To set this up I have an example where I have an "asp:DropDownList" using the "OnSelectedIndexChanged" method.

<asp:DropDownList runat="server" ID="ddlTest" OnSelectedIndexChanged="ddlTest_IndexChanged">
   <asp:ListItem Value="test1">Test 1</asp:ListItem>
   <asp:ListItem Value="test2">Test 2</asp:ListItem>
   <asp:ListItem Value="test3">Test 3</asp:ListItem>
   <asp:ListItem Value="test4">Test 4</asp:ListItem>
   <asp:ListItem Value="test5">Test 5</asp:ListItem>
</asp:DropDownList>

I have defined the method in C#.NET which will be used when the form posts back. It simply checks if the selected value of "ddlTest" is "test1", if so it enables a panel, otherwise it hides the panel.

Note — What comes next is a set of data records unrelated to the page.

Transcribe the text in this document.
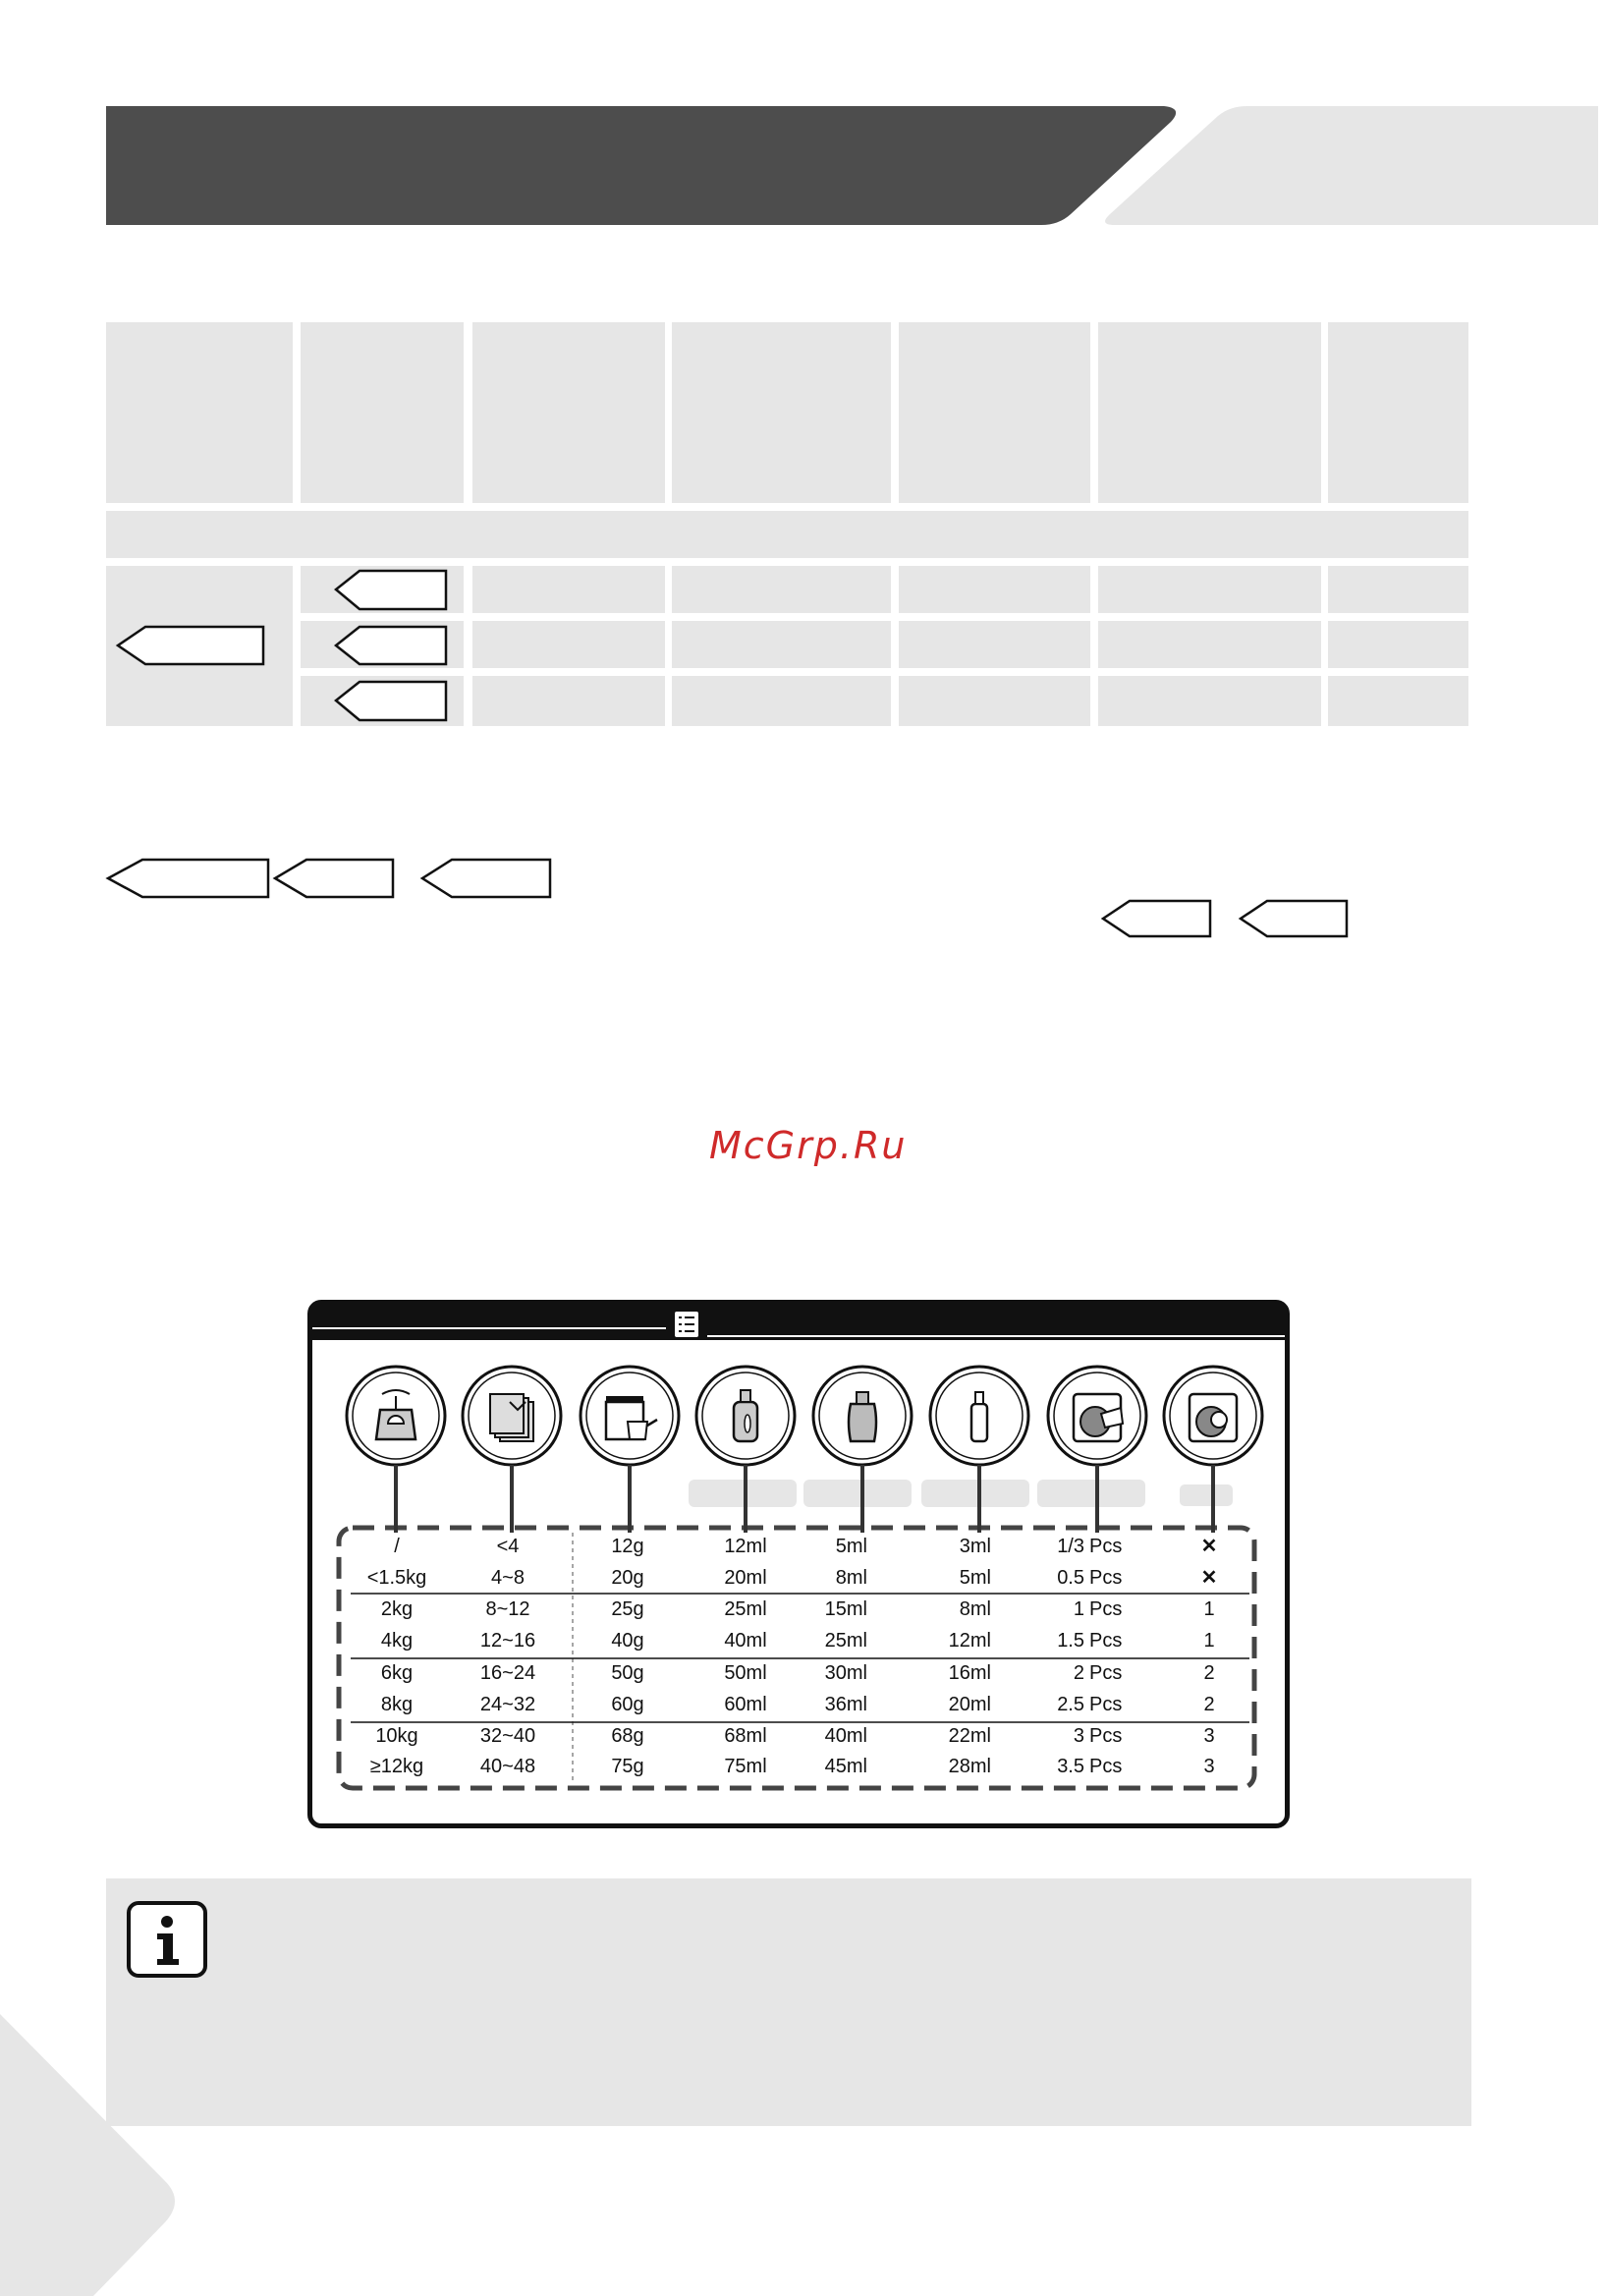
McGrp.Ru
/	<4	12g	12ml	5ml	3ml	1/3 Pcs	✕
<1.5kg	4~8	20g	20ml	8ml	5ml	0.5 Pcs	✕
2kg	8~12	25g	25ml	15ml	8ml	1 Pcs	1
4kg	12~16	40g	40ml	25ml	12ml	1.5 Pcs	1
6kg	16~24	50g	50ml	30ml	16ml	2 Pcs	2
8kg	24~32	60g	60ml	36ml	20ml	2.5 Pcs	2
10kg	32~40	68g	68ml	40ml	22ml	3 Pcs	3
≥12kg	40~48	75g	75ml	45ml	28ml	3.5 Pcs	3
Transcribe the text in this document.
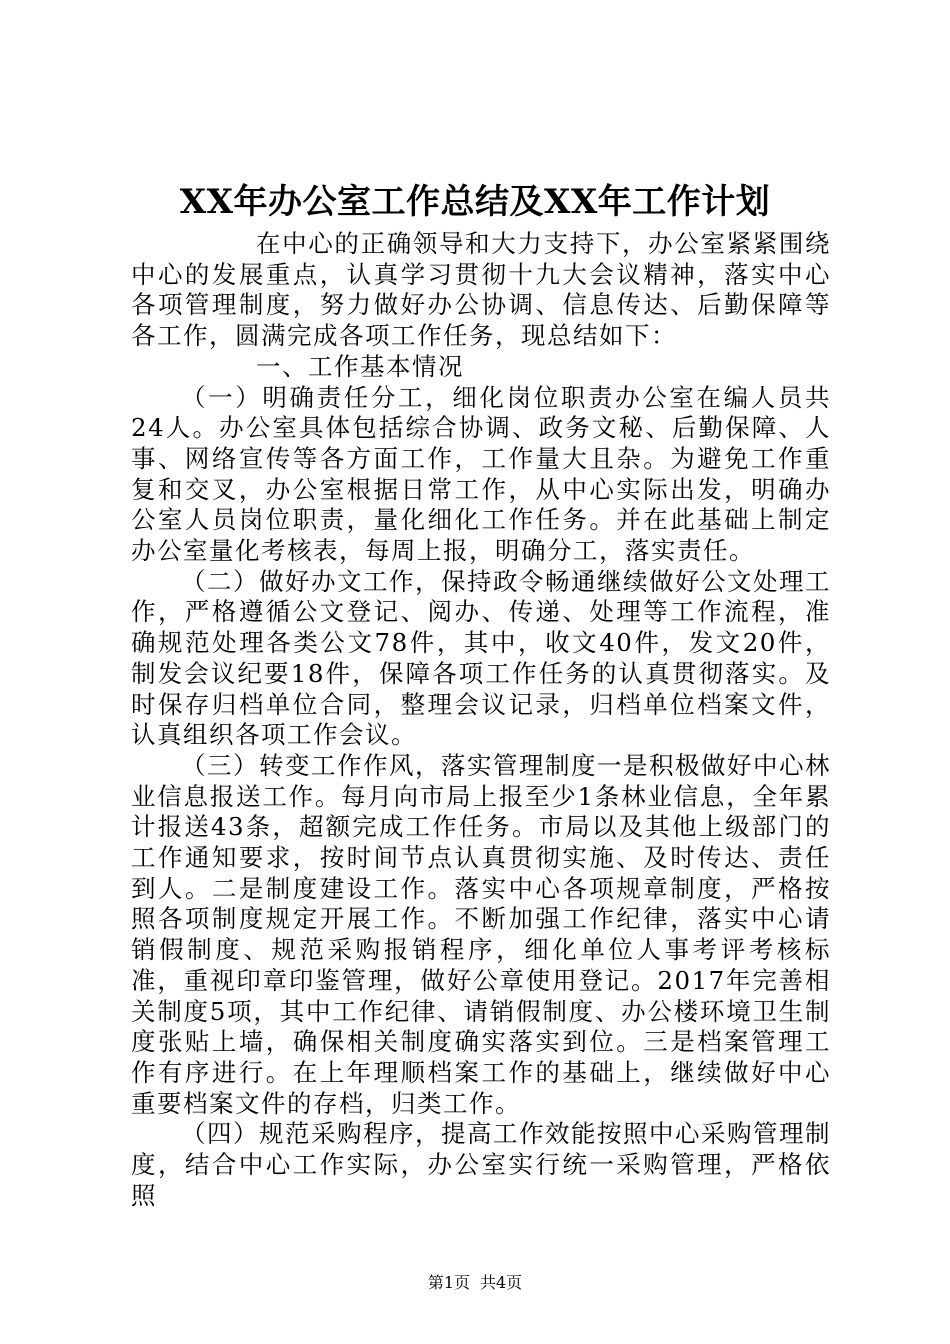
XX年办公室工作总结及XX年工作计划

在中心的正确领导和大力支持下，办公室紧紧围绕中心的发展重点，认真学习贯彻十九大会议精神，落实中心各项管理制度，努力做好办公协调、信息传达、后勤保障等各工作，圆满完成各项工作任务，现总结如下：

一、工作基本情况

（一）明确责任分工，细化岗位职责办公室在编人员共24人。办公室具体包括综合协调、政务文秘、后勤保障、人事、网络宣传等各方面工作，工作量大且杂。为避免工作重复和交叉，办公室根据日常工作，从中心实际出发，明确办公室人员岗位职责，量化细化工作任务。并在此基础上制定办公室量化考核表，每周上报，明确分工，落实责任。

（二）做好办文工作，保持政令畅通继续做好公文处理工作，严格遵循公文登记、阅办、传递、处理等工作流程，准确规范处理各类公文78件，其中，收文40件，发文20件，制发会议纪要18件，保障各项工作任务的认真贯彻落实。及时保存归档单位合同，整理会议记录，归档单位档案文件，认真组织各项工作会议。

（三）转变工作作风，落实管理制度一是积极做好中心林业信息报送工作。每月向市局上报至少1条林业信息，全年累计报送43条，超额完成工作任务。市局以及其他上级部门的工作通知要求，按时间节点认真贯彻实施、及时传达、责任到人。二是制度建设工作。落实中心各项规章制度，严格按照各项制度规定开展工作。不断加强工作纪律，落实中心请销假制度、规范采购报销程序，细化单位人事考评考核标准，重视印章印鉴管理，做好公章使用登记。2017年完善相关制度5项，其中工作纪律、请销假制度、办公楼环境卫生制度张贴上墙，确保相关制度确实落实到位。三是档案管理工作有序进行。在上年理顺档案工作的基础上，继续做好中心重要档案文件的存档，归类工作。

（四）规范采购程序，提高工作效能按照中心采购管理制度，结合中心工作实际，办公室实行统一采购管理，严格依照

第1页 共4页
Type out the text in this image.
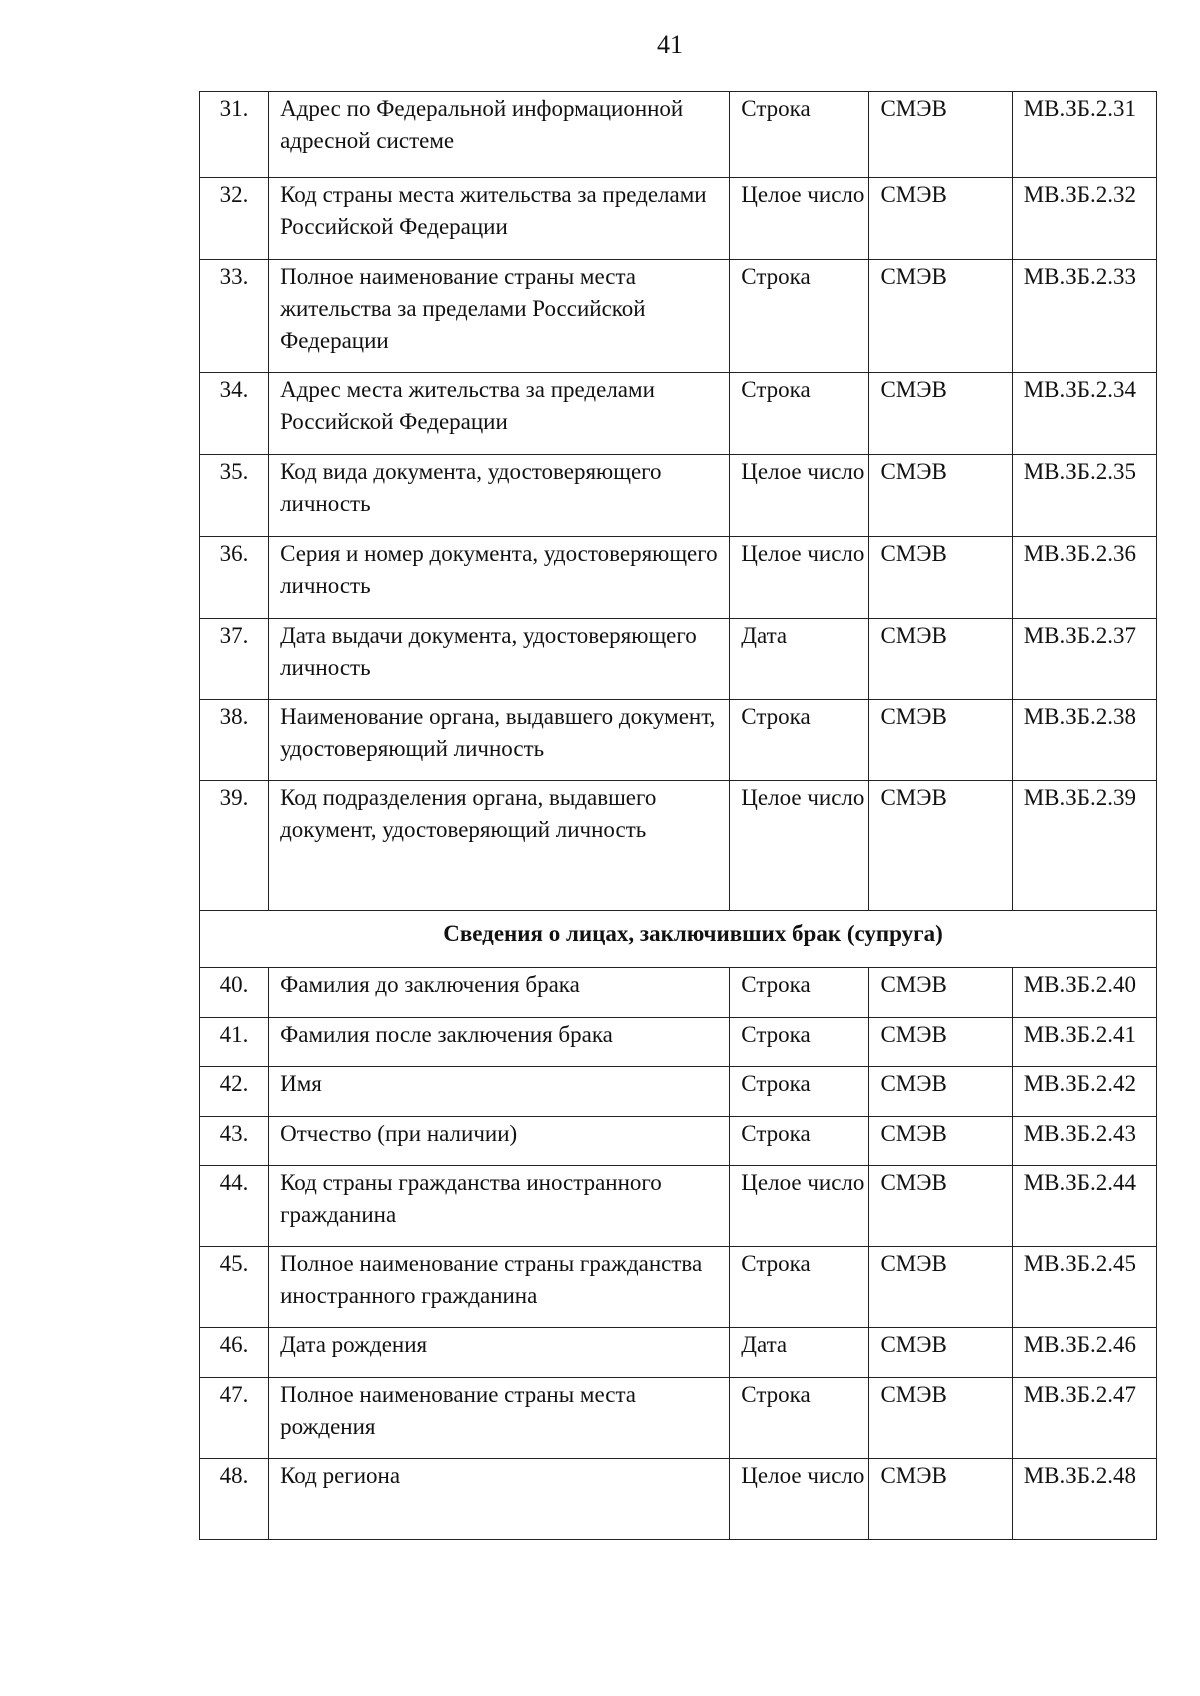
41
31.	Адрес по Федеральной информационной адресной системе	Строка	СМЭВ	МВ.ЗБ.2.31
32.	Код страны места жительства за пределами Российской Федерации	Целое число	СМЭВ	МВ.ЗБ.2.32
33.	Полное наименование страны места жительства за пределами Российской Федерации	Строка	СМЭВ	МВ.ЗБ.2.33
34.	Адрес места жительства за пределами Российской Федерации	Строка	СМЭВ	МВ.ЗБ.2.34
35.	Код вида документа, удостоверяющего личность	Целое число	СМЭВ	МВ.ЗБ.2.35
36.	Серия и номер документа, удостоверяющего личность	Целое число	СМЭВ	МВ.ЗБ.2.36
37.	Дата выдачи документа, удостоверяющего личность	Дата	СМЭВ	МВ.ЗБ.2.37
38.	Наименование органа, выдавшего документ, удостоверяющий личность	Строка	СМЭВ	МВ.ЗБ.2.38
39.	Код подразделения органа, выдавшего документ, удостоверяющий личность	Целое число	СМЭВ	МВ.ЗБ.2.39
Сведения о лицах, заключивших брак (супруга)				
40.	Фамилия до заключения брака	Строка	СМЭВ	МВ.ЗБ.2.40
41.	Фамилия после заключения брака	Строка	СМЭВ	МВ.ЗБ.2.41
42.	Имя	Строка	СМЭВ	МВ.ЗБ.2.42
43.	Отчество (при наличии)	Строка	СМЭВ	МВ.ЗБ.2.43
44.	Код страны гражданства иностранного гражданина	Целое число	СМЭВ	МВ.ЗБ.2.44
45.	Полное наименование страны гражданства иностранного гражданина	Строка	СМЭВ	МВ.ЗБ.2.45
46.	Дата рождения	Дата	СМЭВ	МВ.ЗБ.2.46
47.	Полное наименование страны места рождения	Строка	СМЭВ	МВ.ЗБ.2.47
48.	Код региона	Целое число	СМЭВ	МВ.ЗБ.2.48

protected void ddlTest_IndexChanged(object sender, EventArgs e)
{
   if (ddlTest.SelectedValue == "test1")
   {
      pnlTest.Visible = true;
   }
   else
   {
      pnlTest.Visible = false;
   }
}

Triggering the Event Manually

The problem with what I have set up above is that the page will always post back when really, it only needs to if the item with a value of "test1" is selected. The obvious answer is to just post the form from JavaScript back to the server if this option is selected but this is where the problem lies. When the form is posted naturally any validation on the page will fire as it thinks you are attempting to submit the form. To avoid this, ASP.NET forms have a hidden field called "__EVENTTARGET" which is used when built in client side features of ASP.NET are used. To trigger an event manually we can just change the value of the "__EVENTTARGET" input to contain the name of the field which we are submitting from. Here is an example where I attach a "change" event to "ddlTest" which changes the value of the "__EVENTTARGET" input to the name of the "ddlTest" drop down list and submits the form if the selected value is "test1". NOTE: You have to use the full names of elements in your JavaScript which ASP.NET generates.

JavaScript

var test = document.getElementById("ctl00_main_ddlTest");
if (test.addEventListener) {
   test.addEventListener ("change", triggerEvent, false);
}
else if (test.attachEvent) {
   test.attachEvent ("onchange", triggerEvent);
}
else {
   test.onchange = triggerEvent;
}

function triggerEvent(){
   if (this.getAttribute("value") == "test1"){
      document.getElementById("__EVENTTARGET").setAttribute("value", "ctl00_main_ddlTest");
      document.form.submit();
   }
}

JQuery

$("select[name=ctl00$main$ddlTest]").change(function() {
   if ($(this).val() == "test1"){
      $("input[name=__EVENTTARGET]").val("ctl00$main$ddlTest");
      form = $("body form");
      form.submit();
   }
});

When the form is submitted after the "__EVENTTARGET" input is set it will make the server believe it has been triggered by its own client side code, meaning it will be executed using the "ddlTest_IndexChanged" method.

Conclusion

Using this technique allows you to hold your ASP.NET applications together by mixing built in features with customised functionality making your work more flexible. ASP.NET has such a huge feature list it can sometimes feel necessary to only use built in tools instead of attempting to customise them to suit your own needs. This can sometimes however be restricting and developers should never sacrifice usability for the sake of speeding up development.